Which CV algorithms (eigenfaces, deep embeddings, transformers) are still relevant for face recognition, and which are obsolete?

Eigenfaces are of historical interest only. Deep convolutional embeddings (ArcFace, CosFace, FaceNet-lineage) remain the production workhorse. Transformer-based vision models are increasingly competitive on the embedding stage and dominant on related tasks; whether they have fully displaced CNNs for face embedding specifically depends on the deployment constraints, particularly latency budget on edge hardware.

How does facial recognition deployment differ across cloud, on-device, and edge inference settings?

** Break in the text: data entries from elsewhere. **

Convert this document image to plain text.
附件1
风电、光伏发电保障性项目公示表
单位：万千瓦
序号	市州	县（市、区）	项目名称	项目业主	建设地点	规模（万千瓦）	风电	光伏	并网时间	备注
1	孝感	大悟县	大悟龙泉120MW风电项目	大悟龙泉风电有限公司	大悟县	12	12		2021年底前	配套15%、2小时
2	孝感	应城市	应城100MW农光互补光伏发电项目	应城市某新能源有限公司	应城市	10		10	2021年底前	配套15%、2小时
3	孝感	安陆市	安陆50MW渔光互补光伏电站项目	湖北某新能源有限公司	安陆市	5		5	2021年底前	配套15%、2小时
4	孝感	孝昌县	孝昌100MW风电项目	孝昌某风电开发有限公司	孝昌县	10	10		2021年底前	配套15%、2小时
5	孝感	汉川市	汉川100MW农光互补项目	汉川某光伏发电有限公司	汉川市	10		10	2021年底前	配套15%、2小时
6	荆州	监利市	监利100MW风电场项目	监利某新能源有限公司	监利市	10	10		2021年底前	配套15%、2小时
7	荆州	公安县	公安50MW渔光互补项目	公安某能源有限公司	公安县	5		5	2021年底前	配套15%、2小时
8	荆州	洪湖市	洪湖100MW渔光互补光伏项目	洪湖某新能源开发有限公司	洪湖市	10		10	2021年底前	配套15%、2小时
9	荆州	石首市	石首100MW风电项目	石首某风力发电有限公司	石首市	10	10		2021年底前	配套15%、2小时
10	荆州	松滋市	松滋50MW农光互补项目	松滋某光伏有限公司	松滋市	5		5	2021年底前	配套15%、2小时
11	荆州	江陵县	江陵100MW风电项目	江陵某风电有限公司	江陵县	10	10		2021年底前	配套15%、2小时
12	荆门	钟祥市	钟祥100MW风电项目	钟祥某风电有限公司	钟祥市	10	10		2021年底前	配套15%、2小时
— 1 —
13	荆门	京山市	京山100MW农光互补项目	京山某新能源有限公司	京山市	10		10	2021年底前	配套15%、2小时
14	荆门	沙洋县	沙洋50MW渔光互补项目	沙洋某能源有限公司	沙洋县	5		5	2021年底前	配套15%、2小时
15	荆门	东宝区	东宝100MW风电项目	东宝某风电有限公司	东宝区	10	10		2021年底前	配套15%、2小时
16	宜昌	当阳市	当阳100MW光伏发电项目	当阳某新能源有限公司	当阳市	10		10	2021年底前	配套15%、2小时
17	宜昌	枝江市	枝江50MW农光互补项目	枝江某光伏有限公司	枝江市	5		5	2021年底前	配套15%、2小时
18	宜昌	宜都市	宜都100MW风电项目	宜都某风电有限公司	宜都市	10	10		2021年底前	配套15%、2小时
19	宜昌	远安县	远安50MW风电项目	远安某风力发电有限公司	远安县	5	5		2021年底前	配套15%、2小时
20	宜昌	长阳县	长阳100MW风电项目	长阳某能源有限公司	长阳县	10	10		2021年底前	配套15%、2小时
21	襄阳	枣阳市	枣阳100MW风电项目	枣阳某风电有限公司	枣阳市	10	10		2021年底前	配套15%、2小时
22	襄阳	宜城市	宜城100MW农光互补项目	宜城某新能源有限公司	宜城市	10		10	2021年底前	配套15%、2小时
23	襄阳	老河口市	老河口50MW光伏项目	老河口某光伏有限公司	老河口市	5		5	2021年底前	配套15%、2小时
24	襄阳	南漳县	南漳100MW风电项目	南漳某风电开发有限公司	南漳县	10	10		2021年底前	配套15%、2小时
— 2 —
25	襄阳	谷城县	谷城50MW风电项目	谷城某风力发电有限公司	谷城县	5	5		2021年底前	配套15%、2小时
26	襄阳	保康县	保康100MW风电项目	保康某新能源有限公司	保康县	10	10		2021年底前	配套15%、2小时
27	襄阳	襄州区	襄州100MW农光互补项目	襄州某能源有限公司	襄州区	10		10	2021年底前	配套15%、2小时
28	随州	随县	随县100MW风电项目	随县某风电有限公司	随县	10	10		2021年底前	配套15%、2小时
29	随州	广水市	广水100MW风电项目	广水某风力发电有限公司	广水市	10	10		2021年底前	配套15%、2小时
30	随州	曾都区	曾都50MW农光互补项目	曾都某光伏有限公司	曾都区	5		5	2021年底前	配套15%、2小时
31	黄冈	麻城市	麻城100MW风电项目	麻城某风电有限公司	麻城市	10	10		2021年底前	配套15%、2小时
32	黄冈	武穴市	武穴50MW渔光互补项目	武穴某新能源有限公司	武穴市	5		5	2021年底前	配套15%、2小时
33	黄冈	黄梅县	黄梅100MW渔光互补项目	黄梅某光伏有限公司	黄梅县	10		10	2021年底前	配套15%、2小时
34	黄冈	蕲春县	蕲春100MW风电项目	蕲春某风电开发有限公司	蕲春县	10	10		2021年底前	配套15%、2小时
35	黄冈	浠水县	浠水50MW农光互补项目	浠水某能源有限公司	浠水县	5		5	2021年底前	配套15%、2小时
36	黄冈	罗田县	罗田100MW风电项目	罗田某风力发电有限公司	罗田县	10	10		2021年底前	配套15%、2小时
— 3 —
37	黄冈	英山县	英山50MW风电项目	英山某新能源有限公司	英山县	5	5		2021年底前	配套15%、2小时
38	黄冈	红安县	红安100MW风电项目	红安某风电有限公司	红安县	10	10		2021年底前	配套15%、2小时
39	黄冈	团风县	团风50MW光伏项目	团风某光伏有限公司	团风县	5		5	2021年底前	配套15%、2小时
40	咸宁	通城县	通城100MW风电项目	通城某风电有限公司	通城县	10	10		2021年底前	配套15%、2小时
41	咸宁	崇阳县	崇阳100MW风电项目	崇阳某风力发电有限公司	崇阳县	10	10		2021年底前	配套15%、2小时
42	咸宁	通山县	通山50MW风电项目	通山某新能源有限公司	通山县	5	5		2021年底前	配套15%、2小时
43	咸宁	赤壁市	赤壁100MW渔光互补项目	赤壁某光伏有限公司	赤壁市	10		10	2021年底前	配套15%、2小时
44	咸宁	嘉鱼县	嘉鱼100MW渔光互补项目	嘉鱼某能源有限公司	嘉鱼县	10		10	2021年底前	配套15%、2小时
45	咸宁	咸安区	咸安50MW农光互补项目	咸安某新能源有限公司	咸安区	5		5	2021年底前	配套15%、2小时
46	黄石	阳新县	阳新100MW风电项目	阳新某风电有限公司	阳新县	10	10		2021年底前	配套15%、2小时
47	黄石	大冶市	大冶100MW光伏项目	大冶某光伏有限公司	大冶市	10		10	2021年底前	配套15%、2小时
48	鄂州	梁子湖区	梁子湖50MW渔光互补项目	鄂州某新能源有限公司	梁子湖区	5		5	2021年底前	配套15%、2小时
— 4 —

Cloud allows the largest models and the biggest galleries but introduces latency, connectivity, and privacy exposure. On-device (phone, kiosk) suits small galleries and 1:1 verification. Edge appliances (Jetson, Hailo, Ambarella) sit between: medium galleries, low latency, local data residency. The right choice is driven less by accuracy than by gallery size, latency requirement, and where the regulatory line of “biometric data leaves the premises” sits.